In describing the impact of small business on Ohio, association executive Roger Geiger points out the state is home to roughly 700,000 self-employed individuals and that 97 percent of the state’s 260,000 incorporated businesses employ 100 or fewer people.
“When you think of small business, it really is the economic engine,” said Geiger, the Ohio executive for the National Federation of Independent Business (NFIB).
During a recent edition of Town Hall Ohio, Geiger said the two groups still share many common interests.He said the economic downturn in recent years was one of the most trying times he’s seen for small businesses in Ohio.
“Small businesses are generally the first to take the hit but they’re also the very first community to come back,” Geiger said of the recession. “I think we’re seeing positive signs here in Ohio.”
However, a rebound on Wall Street does not necessarily indicate a true recovery point. Rather, Geiger points to the startup of new businesses as the leading indicator that the economic situation has turned around.
“Many of those folks who have found themselves displaced because of the shedding of jobs by major corporations aren’t going back to those jobs. They’re starting a small bookkeeping office in the spare bedroom, they’re starting a small welding shop in the garage.

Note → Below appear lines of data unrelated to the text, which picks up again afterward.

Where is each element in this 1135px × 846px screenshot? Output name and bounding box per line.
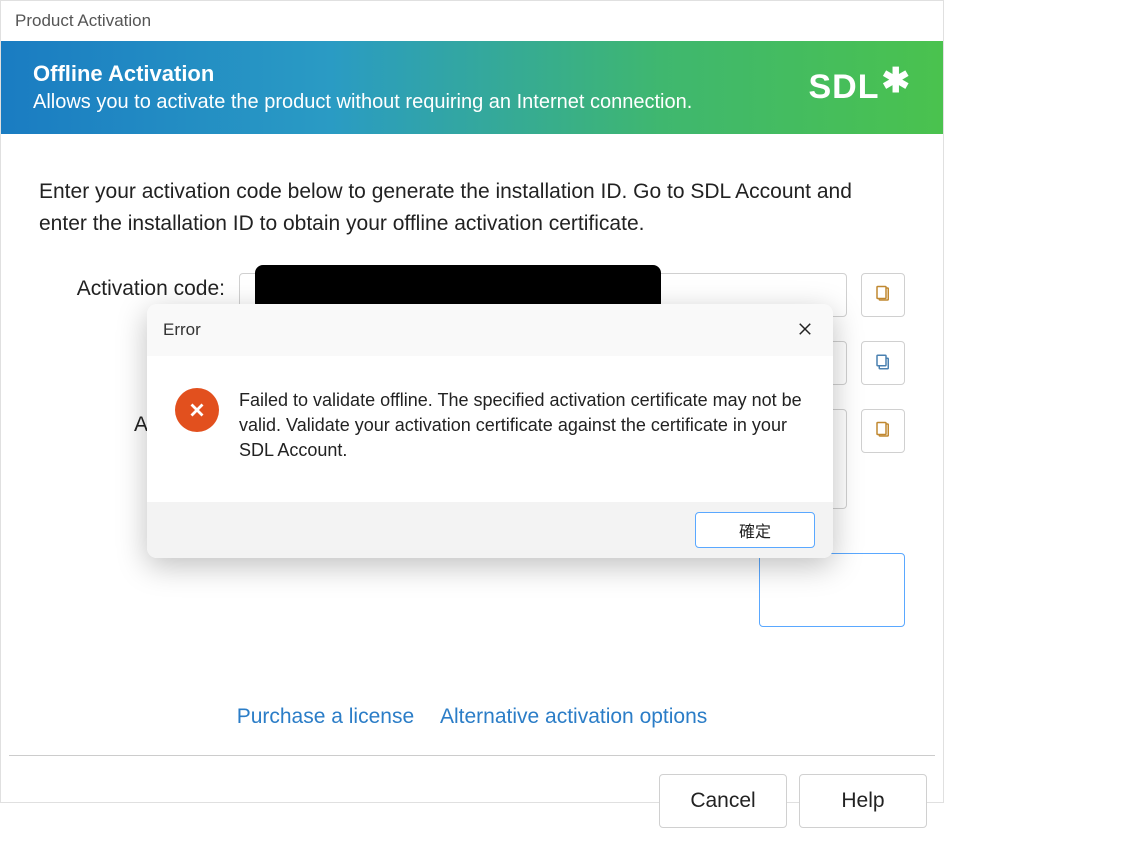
paste-icon	[874, 421, 892, 442]
banner: Offline Activation Allows you to activat…	[1, 41, 943, 134]
error-dialog-title: Error	[163, 320, 201, 340]
cancel-button[interactable]: Cancel	[659, 774, 787, 828]
close-icon	[796, 320, 814, 341]
brand-text: SDL	[809, 68, 880, 107]
copy-icon	[874, 353, 892, 374]
paste-activation-code-button[interactable]	[861, 273, 905, 317]
error-dialog-body: Failed to validate offline. The specifie…	[147, 356, 833, 502]
window-title: Product Activation	[1, 1, 943, 41]
banner-subtitle: Allows you to activate the product witho…	[33, 91, 809, 114]
error-icon	[175, 388, 219, 432]
bottom-links: Purchase a license Alternative activatio…	[1, 705, 943, 755]
error-ok-button[interactable]: 確定	[695, 512, 815, 548]
error-dialog: Error Failed to validate offline. The sp…	[147, 304, 833, 558]
purchase-license-link[interactable]: Purchase a license	[237, 705, 414, 728]
banner-text: Offline Activation Allows you to activat…	[33, 61, 809, 114]
paste-activation-certificate-button[interactable]	[861, 409, 905, 453]
error-dialog-footer: 確定	[147, 502, 833, 558]
error-dialog-header: Error	[147, 304, 833, 356]
brand-asterisk-icon: ✱	[882, 68, 912, 95]
copy-installation-id-button[interactable]	[861, 341, 905, 385]
help-button[interactable]: Help	[799, 774, 927, 828]
bottom-button-row: Cancel Help	[1, 756, 943, 846]
activate-button[interactable]	[759, 553, 905, 627]
instructions-text: Enter your activation code below to gene…	[39, 176, 905, 239]
error-dialog-close-button[interactable]	[789, 314, 821, 346]
banner-title: Offline Activation	[33, 61, 809, 87]
paste-icon	[874, 285, 892, 306]
brand-logo: SDL ✱	[809, 68, 912, 107]
alternative-activation-link[interactable]: Alternative activation options	[440, 705, 707, 728]
activation-code-label: Activation code:	[39, 273, 239, 301]
error-message: Failed to validate offline. The specifie…	[239, 388, 805, 464]
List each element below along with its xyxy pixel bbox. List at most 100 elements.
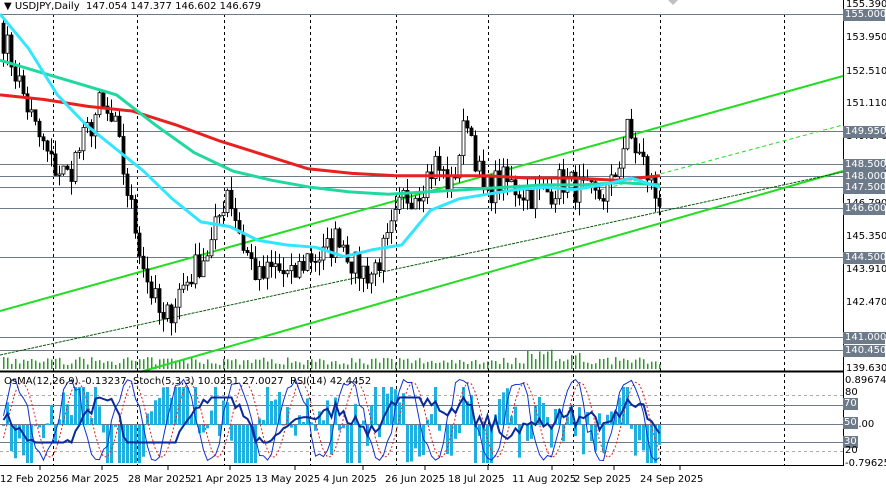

That’s the number I haven’t seen yet to say we’ve totally made the recovery,” he said.
Geiger noted that attributes that help small businesses bounce back quickly are that they’re not bogged down by internal bureaucracy and can better target niche opportunities.
Ohio Farm Bureau Executive Vice President Jack Fisher tied that to an agricultural trend that shows growth in the number of small farms.
“A small farm, small acreage can supply a product, a niche service from a small operation and do very well,” he said.
“The true opportunity of a small business person is providing what’s needed in the marketplace.”
Another issue that farms often share with many other small businesses is the difficulty of passing the operation from one generation to the next.
“It’s the third generation that has the most difficult time succeeding,” Geiger said.
And when it comes to a number of other issues facing small businesses, such as immigration reform, taxes or regulation,
Fisher said that citizens have to take responsibility for fixing the problems.
“Our organizations and our members need to be engaged and participate for all of us to achieve good government,” he said.
Geiger pointed to a large a number of Ohio lawmakers who are business people and farmers as a positive sign.
“Who in our local community can step up with good business sense, good business background, come to Columbus and make a difference on behalf of the entire business community,” he said.